In this year’s budget, Riedl said that the House “magically assumes that the economy will produce $13 trillion in additional wealth over the baseline estimates over the next decade, which will in turn provide $2.6 trillion in tax revenues. There is no policy in the budget that would actually produce this sort of growth and there is no basis to suggest such a huge burst of economic growth. But it gives you that headline of ‘we’re reducing the deficit’ without doing it.”
Riedl next described “fake savings” from the Department of Government Efficiency (DOGE), which she referred to as “spending cut theater.”
“It’s not real,” she said, “because 75 percent of all federal spending goes to six items: Social Security, Medicare, Medicaid, defense, veterans and interest that DOGE not only isn’t touching because President Trump doesn’t want to, but they can’t legally cut that spending without a law passed by Congress. So instead, they’re looking at these culture war totems that don’t save much money – DEI contracts, Politico subscriptions, federal employees, foreign ai -, that cause maximum chaos. They may claim they’ve saved $150 billion, but only $2 billion has been verified. It’s public relations to make it look like you’re doing something about the deficit when you’re not.”
In the end, Riedl said, “all of these gimmicks are ways to look tough on spending and deficits without actually doing anything about spending and deficits. Lawmakers can put out press releases, they can put out fake budgets. They can give talking points. They can trick the voters into thinking they’re doing something about deficits. But ultimately the economy won’t be fooled. The deficit won’t be fooled. The debt won’t be fooled. Interest rates won’t be fooled, and the $30 trillion debt won’t be fooled. Ultimately, we’re just fooling ourselves.”
We wrapped up the interview with a discussion of President Trump’s evolving tariff policy and whether it would bring in new revenue or harm the economy. Riedl is skeptical of the big revenue claims and concerned about the economic effects.

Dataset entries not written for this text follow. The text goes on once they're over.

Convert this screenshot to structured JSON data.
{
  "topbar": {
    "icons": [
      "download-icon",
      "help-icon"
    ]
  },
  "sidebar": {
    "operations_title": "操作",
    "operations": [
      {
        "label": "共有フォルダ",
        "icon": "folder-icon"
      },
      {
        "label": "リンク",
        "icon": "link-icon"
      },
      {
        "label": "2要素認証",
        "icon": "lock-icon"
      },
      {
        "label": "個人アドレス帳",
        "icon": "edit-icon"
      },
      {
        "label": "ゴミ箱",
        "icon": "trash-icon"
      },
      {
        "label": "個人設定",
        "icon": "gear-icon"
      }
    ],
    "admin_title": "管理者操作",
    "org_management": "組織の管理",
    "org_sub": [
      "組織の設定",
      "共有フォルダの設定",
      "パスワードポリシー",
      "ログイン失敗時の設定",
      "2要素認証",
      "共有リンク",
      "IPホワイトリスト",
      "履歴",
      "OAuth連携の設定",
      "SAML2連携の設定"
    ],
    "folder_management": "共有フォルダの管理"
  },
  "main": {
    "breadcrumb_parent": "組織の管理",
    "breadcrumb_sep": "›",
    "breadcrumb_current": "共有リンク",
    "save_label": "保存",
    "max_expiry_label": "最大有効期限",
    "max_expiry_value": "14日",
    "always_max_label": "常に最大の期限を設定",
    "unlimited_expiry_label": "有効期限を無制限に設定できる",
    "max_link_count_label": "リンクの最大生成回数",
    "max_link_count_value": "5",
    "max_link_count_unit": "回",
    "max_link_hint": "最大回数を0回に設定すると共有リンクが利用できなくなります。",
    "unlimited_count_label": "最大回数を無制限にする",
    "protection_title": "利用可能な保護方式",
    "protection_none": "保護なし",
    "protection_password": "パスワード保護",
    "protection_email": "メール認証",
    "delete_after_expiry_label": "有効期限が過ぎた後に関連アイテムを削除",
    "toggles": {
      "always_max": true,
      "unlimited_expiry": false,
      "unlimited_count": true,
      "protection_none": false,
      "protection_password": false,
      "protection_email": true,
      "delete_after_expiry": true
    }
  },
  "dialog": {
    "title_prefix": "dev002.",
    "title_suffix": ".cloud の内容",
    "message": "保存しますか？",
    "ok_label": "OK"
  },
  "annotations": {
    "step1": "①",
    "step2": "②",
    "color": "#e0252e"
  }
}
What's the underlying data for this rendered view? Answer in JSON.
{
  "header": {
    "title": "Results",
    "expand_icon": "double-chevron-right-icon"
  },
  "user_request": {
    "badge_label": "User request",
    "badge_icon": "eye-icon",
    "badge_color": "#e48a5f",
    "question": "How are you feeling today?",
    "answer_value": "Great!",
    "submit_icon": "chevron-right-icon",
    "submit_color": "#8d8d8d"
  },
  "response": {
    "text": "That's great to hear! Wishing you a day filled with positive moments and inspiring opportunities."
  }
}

“If you have an average tariff of 20 percent, theoretically, you could say that’s going to raise $640 billion a year, which is pretty close to what the President’s advisor, Peter Navarro said. But the reason you’re not going to get $640 billion a year is that part of the point of tariffs is for people to stop buying imports, to make them so expensive that you substitute in domestic options. So if people stop buying imports, then you’re not going to raise the $640 billion. Additionally, most economists believe, and I think the American people don’t need much convincing of this right now, that tariffs reduce economic growth. They cause dislocations that reduce tax revenues as people lose their jobs and income falls.”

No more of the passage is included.